С тех пор о нем никто не слышал.
Какой герой был, да весь вышел.
И те, кто вдруг его возжаждут славы,
пусть помнят: есть и на таких управа.
 

2.2. Уменье отказать

К этим стенам подползают на коленях,
воздевая руки к жарким небесам.
И весь день под солнцем бешеным прозренья
молят ниспослать невидящим глазам.

В полночь стены разойдутся. Некто в алом -
жалких странников блистательный кумир -
выйдет к молящимся и вздохнет устало:
сколько страждущих увидеть этот мир!

Он ведь помнит, что дает не только радость,
но и право видеть боль, позор и страх.
И не раз он слышал, как просили яда
те, кто грезил о всевидящих глазах.

Если б знали награжденные глазами
или те, кто к стенам вновь собрался пасть,
как кумир их просит долгими ночами
у Всевышнего уменья отказать.
 

2.3. Проросший пень

В глухом лесу ненастной ночью пень нечаянно пророс.
Покрылся зеленью, как будто голова - копной волос.
Перепугался пень изрядно - что решат другие пни?
И как его преображенье могут воспринять они,
ведь, как известно, плешь - прямое доказательство ума.
И как теперь ему избавиться от этого ярма?
Когда еще опять придет благословенный дровосек,
что разом догадался снять с него все лишнее навек.
И вот спустя года покоя эта гадость вверх ползет.
И знает пень, что лишь волнения она ему несет.
Теперь придется гнуться по ветру, листву зимой терять
и крону молниям в грозу на растерзанье отдавать,
на ветках - птицам, а в дупле - зверям жилье предоставлять,
людей от зноя и от ливня бескорыстно укрывать.
И пень встряхнулся, рассудив - ему все это ни к чему,
и вырвал корни из земли...
О пень!

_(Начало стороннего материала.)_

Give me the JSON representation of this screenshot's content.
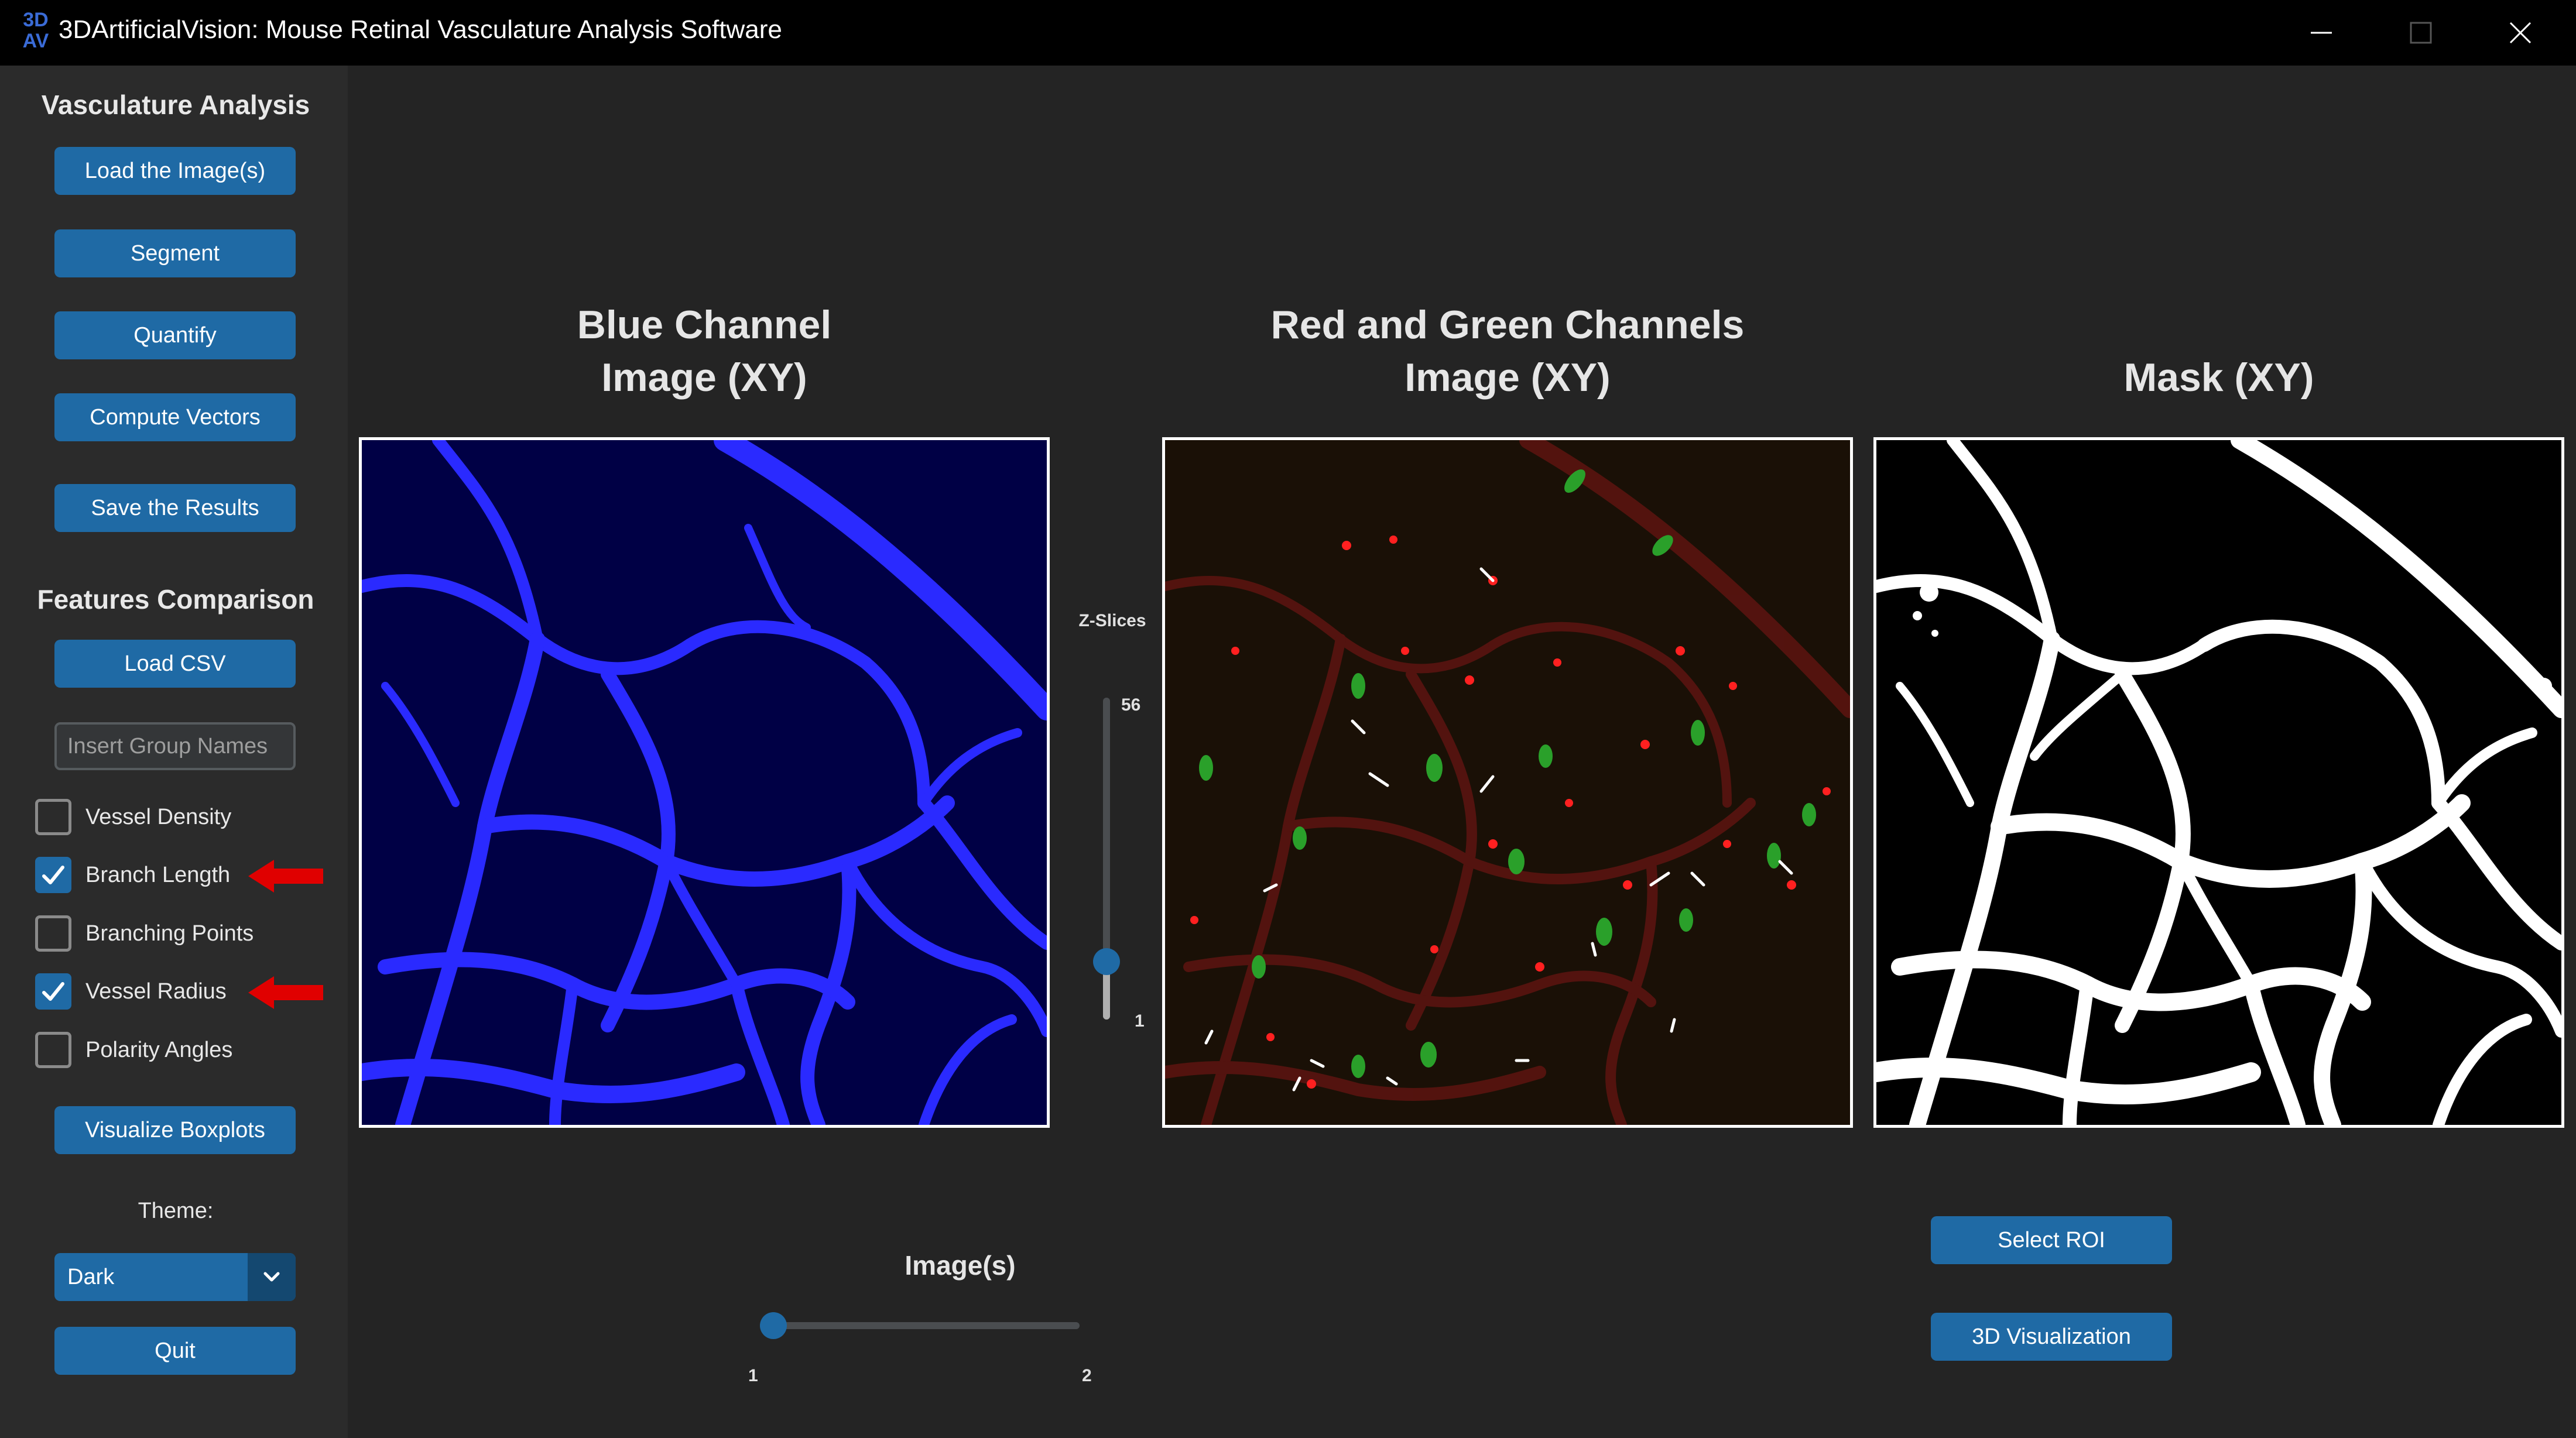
{
  "window": {
    "logo_text": "3D\nAV",
    "title": "3DArtificialVision: Mouse Retinal Vasculature Analysis Software"
  },
  "sidebar": {
    "vasculature_title": "Vasculature Analysis",
    "buttons": {
      "load_images": "Load the Image(s)",
      "segment": "Segment",
      "quantify": "Quantify",
      "compute_vectors": "Compute Vectors",
      "save_results": "Save the Results",
      "load_csv": "Load CSV",
      "visualize_boxplots": "Visualize Boxplots",
      "quit": "Quit"
    },
    "features_title": "Features Comparison",
    "group_names_placeholder": "Insert Group Names",
    "features": [
      {
        "label": "Vessel Density",
        "checked": false
      },
      {
        "label": "Branch Length",
        "checked": true
      },
      {
        "label": "Branching Points",
        "checked": false
      },
      {
        "label": "Vessel Radius",
        "checked": true
      },
      {
        "label": "Polarity Angles",
        "checked": false
      }
    ],
    "theme_label": "Theme:",
    "theme_value": "Dark"
  },
  "main": {
    "panels": [
      {
        "title": "Blue Channel\nImage (XY)"
      },
      {
        "title": "Red and Green Channels\nImage (XY)"
      },
      {
        "title": "Mask (XY)"
      }
    ],
    "zslices": {
      "label": "Z-Slices",
      "max": "56",
      "min": "1",
      "value_fraction": 0.18
    },
    "images_slider": {
      "label": "Image(s)",
      "min": "1",
      "max": "2",
      "value_fraction": 0.0
    },
    "select_roi": "Select ROI",
    "visualization_3d": "3D Visualization"
  },
  "colors": {
    "accent": "#1f6aa5",
    "background": "#242424",
    "sidebar": "#2b2b2b",
    "arrow": "#e00000"
  }
}
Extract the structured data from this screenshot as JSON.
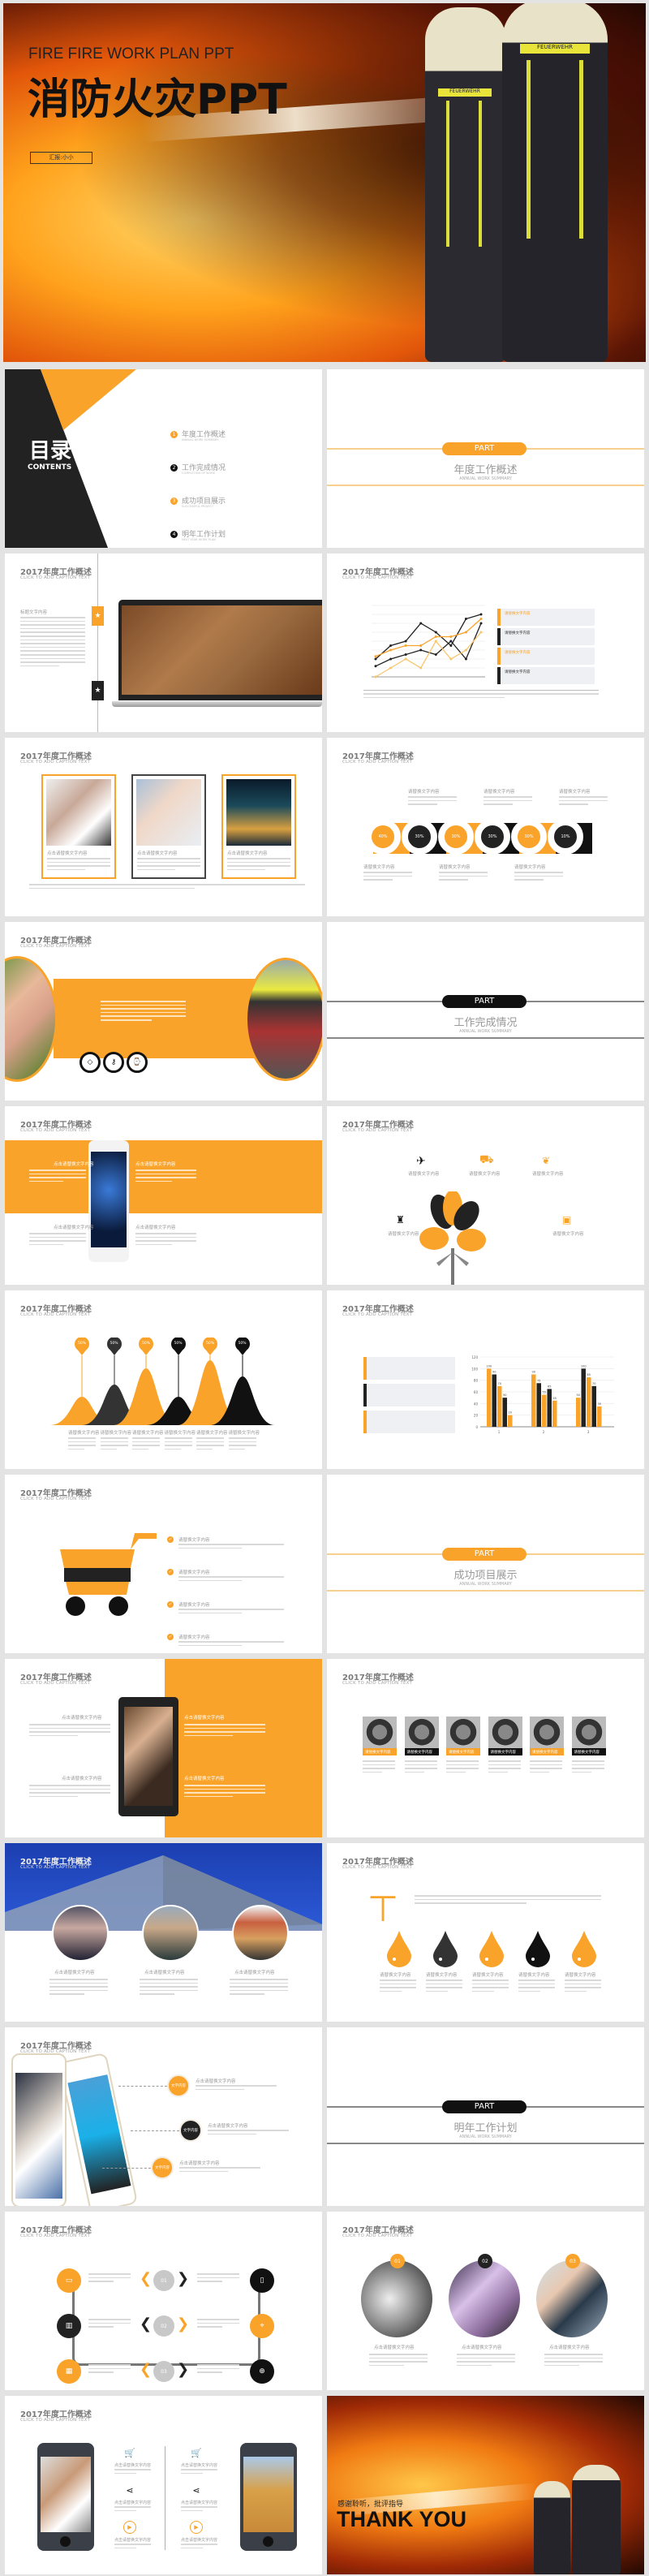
{
  "hero": {
    "subtitle": "FIRE FIRE WORK PLAN PPT",
    "title": "消防火灾PPT",
    "reporter": "汇报:小小",
    "badge_text": "FEUERWEHR"
  },
  "header": {
    "title": "2017年度工作概述",
    "caption": "CLICK TO ADD CAPTION TEXT"
  },
  "contents": {
    "title": "目录",
    "subtitle": "CONTENTS",
    "items": [
      {
        "num": "1",
        "label": "年度工作概述",
        "sub": "ANNUAL WORK SUMMARY"
      },
      {
        "num": "2",
        "label": "工作完成情况",
        "sub": "COMPLETION OF WORK"
      },
      {
        "num": "3",
        "label": "成功项目展示",
        "sub": "SUCCESSFUL PROJECT"
      },
      {
        "num": "4",
        "label": "明年工作计划",
        "sub": "NEXT YEAR WORK PLAN"
      }
    ]
  },
  "parts": [
    {
      "pill": "PART",
      "title": "年度工作概述",
      "sub": "ANNUAL WORK SUMMARY",
      "style": "orange"
    },
    {
      "pill": "PART",
      "title": "工作完成情况",
      "sub": "ANNUAL WORK SUMMARY",
      "style": "black"
    },
    {
      "pill": "PART",
      "title": "成功项目展示",
      "sub": "ANNUAL WORK SUMMARY",
      "style": "orange"
    },
    {
      "pill": "PART",
      "title": "明年工作计划",
      "sub": "ANNUAL WORK SUMMARY",
      "style": "black"
    }
  ],
  "text": {
    "replace": "请替换文字内容",
    "click_replace": "点击请替换文字内容",
    "content": "文字内容",
    "title_label": "标题文字内容",
    "short": "请替换文字内容"
  },
  "circles": {
    "percents": [
      "40%",
      "30%",
      "30%",
      "30%",
      "30%",
      "10%"
    ],
    "label": "Ser..."
  },
  "bells": {
    "percents": [
      "50%",
      "50%",
      "50%",
      "50%",
      "50%",
      "50%"
    ]
  },
  "numbers": [
    "01",
    "02",
    "03"
  ],
  "thanks": {
    "cn": "感谢聆听，批评指导",
    "en": "THANK YOU"
  },
  "colors": {
    "accent": "#f9a32a",
    "dark": "#222222",
    "bg": "#e3e3e3"
  },
  "chart_data": [
    {
      "type": "line",
      "x": [
        1,
        2,
        3,
        4,
        5,
        6,
        7,
        8
      ],
      "ylim": [
        0,
        8
      ],
      "grid": true,
      "series": [
        {
          "color": "#222222",
          "values": [
            2,
            3.5,
            4,
            6,
            5,
            3.5,
            6.5,
            7
          ]
        },
        {
          "color": "#222222",
          "values": [
            1.2,
            2,
            2.5,
            3,
            2.5,
            4,
            2,
            6
          ]
        },
        {
          "color": "#f9a32a",
          "values": [
            2.3,
            3,
            3.5,
            3.5,
            4.5,
            4.5,
            5,
            6.5
          ]
        },
        {
          "color": "#f9c56a",
          "values": [
            0,
            1,
            2,
            1,
            4,
            2,
            3,
            5
          ]
        }
      ]
    },
    {
      "type": "bar",
      "categories": [
        "1",
        "2",
        "3"
      ],
      "ylim": [
        0,
        120
      ],
      "yticks": [
        0,
        20,
        40,
        60,
        80,
        100,
        120
      ],
      "grid": true,
      "series": [
        {
          "color": "#f9a32a",
          "values": [
            100,
            90,
            50
          ]
        },
        {
          "color": "#222222",
          "values": [
            90,
            75,
            100
          ]
        },
        {
          "color": "#f9a32a",
          "values": [
            70,
            55,
            85
          ]
        },
        {
          "color": "#222222",
          "values": [
            50,
            65,
            70
          ]
        },
        {
          "color": "#f9a32a",
          "values": [
            20,
            45,
            35
          ]
        }
      ]
    }
  ]
}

Мир праху твоему!
 

2.4. Крысиный король

Поглупел он на старости лет,
похудел от лечебных диет
и с трудом переносит обед,
тот, что раньше съедал за пятнадцать минут.
Ревматизм у него и склероз,
он пьянеет от запаха роз,
и в объятьях игривых стрекоз
он уже не способен вершить скорый суд.

Он давно разучился читать
и свою он теряет Печать,
как когда-то сумел потерять
в битвах совести ярых своих сыновей.
Он наследство свое сторожит,
и поэтому ночью не спит,
и мечом-кладенцом он гремит,
хотя в драке его свалит и муравей.

Он бессильно трясет головой,
в горе давится ржавой слезой,
из ушей его капает гной,
он так мерзок на вид, он почти идиот.
Где уменье стрелять и казнить?
Где желание ведрами пить?
Лишь осталась недобрая прыть
его подданных, ждущих, когда он умрет.

Он так стар, он так слаб,
но играет умело привычную роль.
Он своей власти раб,
но смотрите, как грозен Крысиный Король,
все еще Крысиный Король.
 

2.5. Болото

На востоке - солнечный бунт,
а с зюйд-веста тянет весной.
Мы рискнули и сели на грунт,
а он нас засосал с головой.
Болото!

Здесь тепло, но нечем дышать,
можно всплыть, но сверху гроза.
Можно жить, если тихо лежать,
нос зажав и зажмурив глаза.
Болото!

А соседи наши - лягушки и комары.
И приходят сюда в грязи поваляться свиньи.
И трясина глотает легко самый сильный взрыв,
и ни один рыбак свой сюда не забросит спиннинг.
Болото!

Мы искали мост или гать,
мы пытались высушить топь.
Но былая потеряна стать,
поостыла горячая кровь.
Болото!

Да и стоит ли рваться прочь,
если утром увидишь ты,
что трясина за эту ночь
добралась до городской черты.
Болото!

И вот уже асфальт прогибается под ногой,
и в сквере страшно кричит болотная птица.
И на проспекте осока встает китайской стеной,
и бородой из тины украсились наши лица.
Болото!
 

III. ПИЛИ, ПЬЕМ И БУМ ПИТЬ!

3.1.

В стакане, полном теплой водкой,
комар купался молодой
и матерился во всю глотку,
грозясь известь весь род людской.

Но чьи-то пальцы небрезгливо
его из водки извлекли
и раздавили, и тоскливо
ко рту граненый поднесли.

Но тосковал убийца злобный,
отнюдь не совестью мучим:
а попросту был в час сей скорбный
стакан последний выпит им.
 

3.2. Печальный рыцарь

Печальный рыцарь пил весь день
шампань, мадеру и портвейн.
И, выпив в доме все до дна,
соседа просит он вина.

Но не въезжает тот сосед -
"фигвам" шлет рыцарю в ответ.
Не знает, видно, тот сосед -
страшнее "недопила" нет.

По тем местам прошла война,
известен всем ее исход:
сосед, что пожалел вина,
двор в замке рыцаря метет.
 

3.3. Пополам

C утра квартира ходит ходуном -
сегодня мы с тобой за встречу пьем.
Жена сбежала к матери своей.
Мы пьем за всех знакомых и друзей,
мы пьем за Перестройку и Указ,
за счастье. Пьем мы как в последний раз.
За то, чтоб было плохо подлецу...
Но все придет к логичному концу:
Останутся последние сто грамм,
и мы разделим их напополам.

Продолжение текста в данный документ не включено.